A Self Propagating Molecular Network: Engineering Life from the Bottom Up

  • Author(s): Hardy, Michael David
  • Advisor(s): Devaraj, Neal K
  • et al.

How life emerged is a mystery, but theories have advanced remarkably in the last century. Research has traced current molecular structures back to an ancient period in life when RNA assumed a dominant role. A second line of research has explored ways to synthesize biological molecules from simpler molecules thought to exist on the nascent Earth. The first approach can only trace life back to the last universal common ancestor, while the second approach has not yet demonstrated that simple biological molecules can interact in life-like ways. The results communicated in this dissertation provide an example of a complex molecular system that could help fill in the gap between these two disparate domains. Though our results are not expected to bear much resemblance to the actual molecules that first gave rise to life, the artificial system presented here has some striking similarities to living systems and may have fundamental processes in common with the ancient molecular assemblies that gave rise to the first life forms. It is also the most complex example to date of a self-propagating molecular network resembling life.

In the first study of the dissertation we report on a novel lipid-based system that harnesses autocatalysis to drive continual membrane growth. Lipid membranes are ubiquitous in all domains of life; like living systems, lipid assemblies assume complex macromolecular structures and non-equilibrium states. Previous studies have exploited these properties to drive physical processes (vesicle growth and/or division) by adding additional lipids in the form of micelles or feeder vesicles. A smaller number of studies have added complexity by using catalysts to generate additional lipids through catabolic reactions, which subsequently drive vesicle growth. Such systems, however, are unable to sustain persistent phospholipid production. Here we couple a hydrophobic autocatalyst to lipid membranes and lipid membrane production, resulting in an anabolic metabolism that continually resupplies all of the components needed to form additional catalytic membranes. A remarkable consequence of the coupled anabolic reactions is the apparent ability of the catalytic membranes to selectively take up precursors and synthesize modified catalytic membranes under different environmental conditions.

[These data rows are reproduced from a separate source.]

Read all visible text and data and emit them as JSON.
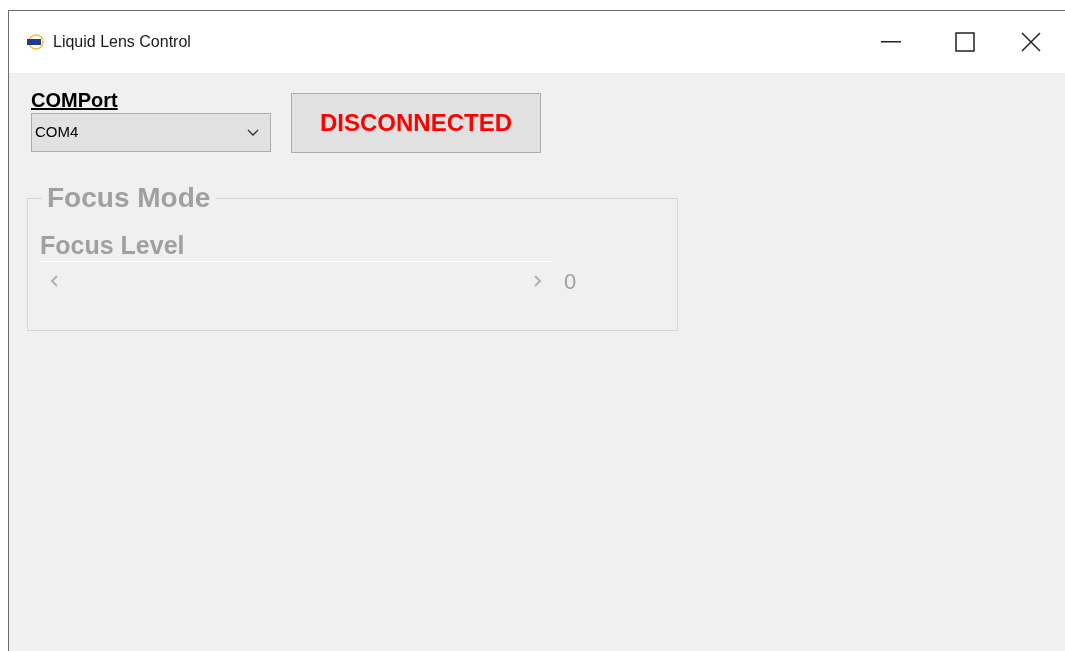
{
  "window": {
    "title": "Liquid Lens Control"
  },
  "com_port": {
    "label": "COMPort",
    "value": "COM4"
  },
  "connection_button": {
    "label": "DISCONNECTED",
    "connected": false
  },
  "focus_mode": {
    "title": "Focus Mode",
    "disabled": true,
    "focus_level": {
      "label": "Focus Level",
      "reading": "0"
    }
  }
}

In the second study of the dissertation we report on the design and creation of a ruthenium photoredox trigger that induces electron transfer, upon excitation with visible wavelengths, and drives biomimetic phospholipid synthesis. All known living systems couple free energy both to electron transport chains in membrane bilayers and to anabolic reactions. Light harvesting systems fundamentally changed the surface of the Earth; here we demonstrate the first instance of coupling a light-harvesting electron transport chain to an anabolic reaction that drives membrane synthesis.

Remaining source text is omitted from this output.